Ani (armenisch Անի) ist eine seit mehr als drei Jahrhunderten verlassene und heute in Ruinen liegende ehemalige armenische Hauptstadt.

Lage[Bearbeiten]

Ani liegt im türkisch-armenischen Grenzgebiet auf einem Plateau (1338 m) umgeben von einer tiefen Schlucht und dem Fluss Achurjan (armen.) / Arpaçay (türk.) (auch Harpasus), der heute die Grenze zwischen der Türkei und Armenien bildet. Ani liegt etwa 42 Kilometer östlich der Stadt Kars in der gleichnamigen türkischen Provinz. Die Siedlung Anipemza mit der frühchristlichen Basilika von Jereruk, acht Kilometer südöstlich auf armenischer Seite, leitet ihren Namen von Ani ab.

Geschichte[Bearbeiten]

Die Menuçehr-Moschee ist die erste Moschee der Seldschuken-Epoche in Anatolien und nach ihrem Erbauer, dem Gründer der Schaddadiden-Linie von Ani, benannt.

Ani ist seit dem 5. Jahrhundert als armenische Festung nachweisbar. 763 kam es in den Besitz der Bagratiden, im 10. Jahrhundert entwickelte es sich zu einer bedeutenden Stadt. König Aschot III. Bagratuni (951-977) machte Ani im Jahre 961 zur Hauptstadt seines armenischen Königreiches. Als sie 1045 den Byzantinern übergeben wurde, war die an der nördlichen Seidenstraße gelegenen Stadt weithin als „Stadt der 1001 Kirchen“ bekannt und zählte mehr als 100.000 Einwohner.

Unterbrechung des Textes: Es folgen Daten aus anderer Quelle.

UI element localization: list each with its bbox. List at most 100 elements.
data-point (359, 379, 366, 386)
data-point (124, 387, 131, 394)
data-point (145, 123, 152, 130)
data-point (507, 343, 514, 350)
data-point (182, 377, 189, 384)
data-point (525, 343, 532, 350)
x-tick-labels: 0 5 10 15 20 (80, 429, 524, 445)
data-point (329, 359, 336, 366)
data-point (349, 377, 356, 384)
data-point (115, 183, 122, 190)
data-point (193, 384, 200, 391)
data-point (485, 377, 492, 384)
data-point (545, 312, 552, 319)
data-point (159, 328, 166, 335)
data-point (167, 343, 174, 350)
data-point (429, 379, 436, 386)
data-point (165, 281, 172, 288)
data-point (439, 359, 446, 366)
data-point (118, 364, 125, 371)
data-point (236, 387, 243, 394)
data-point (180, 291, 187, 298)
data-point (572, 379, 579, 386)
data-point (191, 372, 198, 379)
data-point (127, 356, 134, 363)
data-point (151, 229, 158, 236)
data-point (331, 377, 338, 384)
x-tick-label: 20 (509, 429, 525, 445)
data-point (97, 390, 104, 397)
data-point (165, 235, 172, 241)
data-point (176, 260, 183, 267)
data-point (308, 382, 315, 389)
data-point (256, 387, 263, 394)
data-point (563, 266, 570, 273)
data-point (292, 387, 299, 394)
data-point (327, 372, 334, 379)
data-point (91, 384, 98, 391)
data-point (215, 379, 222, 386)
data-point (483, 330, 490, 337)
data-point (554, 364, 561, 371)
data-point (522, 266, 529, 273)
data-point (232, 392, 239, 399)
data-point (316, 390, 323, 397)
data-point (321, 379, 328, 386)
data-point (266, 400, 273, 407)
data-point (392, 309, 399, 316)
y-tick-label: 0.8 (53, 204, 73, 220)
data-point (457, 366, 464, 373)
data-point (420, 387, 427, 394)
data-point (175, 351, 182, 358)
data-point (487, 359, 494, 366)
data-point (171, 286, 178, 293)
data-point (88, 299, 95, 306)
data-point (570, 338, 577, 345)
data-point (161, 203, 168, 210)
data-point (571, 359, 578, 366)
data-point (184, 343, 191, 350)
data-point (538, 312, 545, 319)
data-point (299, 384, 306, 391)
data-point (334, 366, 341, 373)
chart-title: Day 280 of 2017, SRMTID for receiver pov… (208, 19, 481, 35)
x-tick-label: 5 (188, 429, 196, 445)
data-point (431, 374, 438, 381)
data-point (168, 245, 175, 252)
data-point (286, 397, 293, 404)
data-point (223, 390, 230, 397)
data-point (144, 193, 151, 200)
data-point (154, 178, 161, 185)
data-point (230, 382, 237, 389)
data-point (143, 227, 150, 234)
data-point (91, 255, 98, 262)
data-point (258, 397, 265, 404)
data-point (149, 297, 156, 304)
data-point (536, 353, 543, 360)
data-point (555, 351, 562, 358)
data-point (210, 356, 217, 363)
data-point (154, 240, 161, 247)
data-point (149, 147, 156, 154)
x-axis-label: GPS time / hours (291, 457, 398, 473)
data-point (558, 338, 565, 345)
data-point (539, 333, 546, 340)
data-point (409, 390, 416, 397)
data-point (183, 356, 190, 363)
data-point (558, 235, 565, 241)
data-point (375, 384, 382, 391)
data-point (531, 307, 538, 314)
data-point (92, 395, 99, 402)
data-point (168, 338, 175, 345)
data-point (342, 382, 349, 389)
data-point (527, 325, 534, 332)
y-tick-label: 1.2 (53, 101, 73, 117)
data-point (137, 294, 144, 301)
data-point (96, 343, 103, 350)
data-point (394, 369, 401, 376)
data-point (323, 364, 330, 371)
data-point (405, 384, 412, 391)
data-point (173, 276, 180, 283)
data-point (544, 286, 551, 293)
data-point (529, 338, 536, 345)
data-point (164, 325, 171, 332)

Am 16. August 1064 wurde Ani von den türkischen Seldschuken erobert, wodurch es unter islamische Herrschaft geriet. Sultan Alp-Arslan überließ die Stadt 1072 den (bereits Gandscha und Dwin regierenden) Schaddadiden, einer kurdischen Vasallendynastie, die sich hier hielt, bis Ani am Ende des 12. Jahrhunderts wieder einmal an die christlichen Georgier fiel. Zwischen 1125 und 1209 gelang es diesen insgesamt fünfmal, die Stadt zu besetzen. 1239 fiel Ani in mongolische Hände. Im Jahre 1319 wurde das Schicksal der Stadt von einem Erdbeben besiegelt, woraufhin die Bevölkerungszahl ab dem 14. Jahrhundert – Ani gehörte nun zu den Reichen der Aq Qoyunlu und Qara Qoyunlu – langsam aber stetig sank.

Nach 1534 war Ani Teil des Osmanischen Reiches und lag zwischen 1878 und 1917 auf dem Gebiet des Russischen Reiches.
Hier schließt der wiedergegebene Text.